Someone in the Government needs to answer the question why internal prices are firm despite record production; and what is the dire necessity to restrict exports.

The case of wheat is strange. For the second successive year, the Government estimates a bumper harvest. Output is seen reaching 75-76 mt as per the latest information coming out of Krishi Bhawan. However, wheat export is banned, while import is allowed duty-free.

Going by reports, the Government is scouting for imports.

This is despite the claim of record crop in the offing. Given the level of internal prices, India can potentially be a wheat exporter. As export is banned, Indian wheat growers cannot hope to obtain prices in line with international market trends. Also, notwithstanding the seemingly large crop, the Government faced little success in reaching the procurement target.

The latest is that buyers (whether corporates, firms or individuals) have to declare their stock holding to the Government. It is mandatory that anyone holding more than 10,000 tonnes will have to inform the Government. The quantum stands reduced from 50,000 tonnes of last year.

Maize production has been rising, so is the internal demand. Availability is tight and prices firm. But we have a situation where maize exports continue unrestricted and import is allowed duty-free. Lack of price parity due to exorbitant international prices ensures there is no import, while exports continue because of the same price differential.

Pulses have been in short supply for over two decades and the country heavily relies on imports - about 3 mt representing a fifth of domestic output.

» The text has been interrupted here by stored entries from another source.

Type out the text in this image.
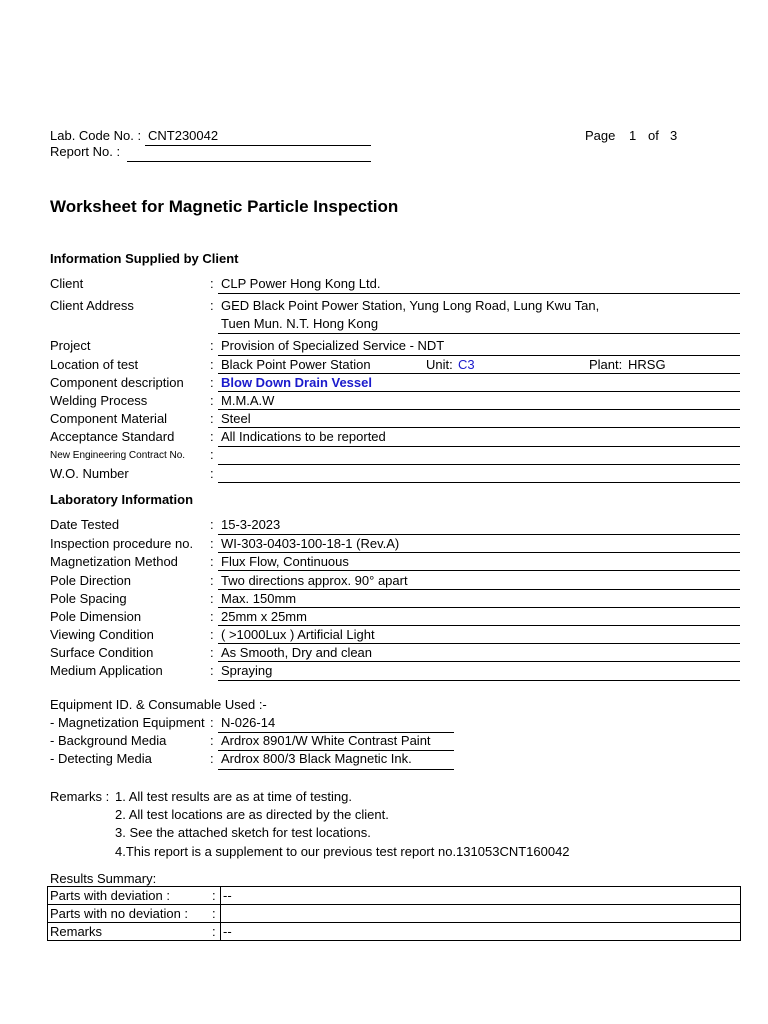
Lab. Code No. : CNT230042
Report No. :
Page 1 of 3
Worksheet for Magnetic Particle Inspection
Information Supplied by Client
Client	: CLP Power Hong Kong Ltd.
Client Address	: GED Black Point Power Station, Yung Long Road, Lung Kwu Tan,
Tuen Mun. N.T. Hong Kong
Project	: Provision of Specialized Service - NDT
Location of test	: Black Point Power Station	Unit: C3	Plant: HRSG
Component description : Blow Down Drain Vessel
Welding Process	: M.M.A.W
Component Material	: Steel
Acceptance Standard	: All Indications to be reported
New Engineering Contract No. :
W.O. Number	:
Laboratory Information
Date Tested	: 15-3-2023
Inspection procedure no. : WI-303-0403-100-18-1 (Rev.A)
Magnetization Method : Flux Flow, Continuous
Pole Direction	: Two directions approx. 90° apart
Pole Spacing	: Max. 150mm
Pole Dimension	: 25mm x 25mm
Viewing Condition	: ( >1000Lux ) Artificial Light
Surface Condition	: As Smooth, Dry and clean
Medium Application	: Spraying
Equipment ID. & Consumable Used :-
- Magnetization Equipment : N-026-14
- Background Media	: Ardrox 8901/W White Contrast Paint
- Detecting Media	: Ardrox 800/3 Black Magnetic Ink.
Remarks : 1. All test results are as at time of testing.
2. All test locations are as directed by the client.
3. See the attached sketch for test locations.
4.This report is a supplement to our previous test report no.131053CNT160042
Results Summary:
Parts with deviation :	:	--
Parts with no deviation :	:	
Remarks	:	--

To meet the shortfall, imports are allowed duty-free. However, export is banned.

The oilseeds and oils complex presents a truly complex picture. Oilseeds output is said to have reached a new high of 27 mt. in 2007-08, 3 mt up from the previous year. Imports continue unabated. For 2007-08, the inflow is set to expand by 10 per cent to aggregate over 5 mt.

To control rising internal prices despite high output, the Government slashed the rate of customs duty on major oils like palm and soya. The current rate of basic duty on crude palm oil is 45 percent and on soya oil 40 per cent. Appreciation of the rupee has also helped lower the landed cost. With specified tariff values for various oils at artificially lower rates for nearly two years now, the real effective duty on major oils today is less than 20 per cent.

Edible Oilseeds

Soyabean production is estimated at a record of over 90 lakh tonnes; yet prices of bean and oil are record high. However, the precarious price and supply situation notwithstanding, edible oil export continues. Indian export houses are likely to ship out about one lakh tonnes of various oils. Groundnut oil is being exported on a sizeable scale.

Soyabean oil is the next in line. What common logic does one decipher from these contradictions? Clearly, the trade policy lacks consistency. If shortage and high internal prices are the reason for restricting exports (like in case of pulses and wheat), the same logic should apply to maize and edible oil too. They are in short supply, internal prices are high and imports are allowed either duty-free (maize) or at considerably lower rates (edible oil).

In the same vein, why restrict the export of commodities when their imports have been allowed duty-free or at considerably low rates.

The Government is duty bound to explain these contradictions in the foreign trade policy. Commodity market in general and foreign trade in particular is not something to be tinkered with.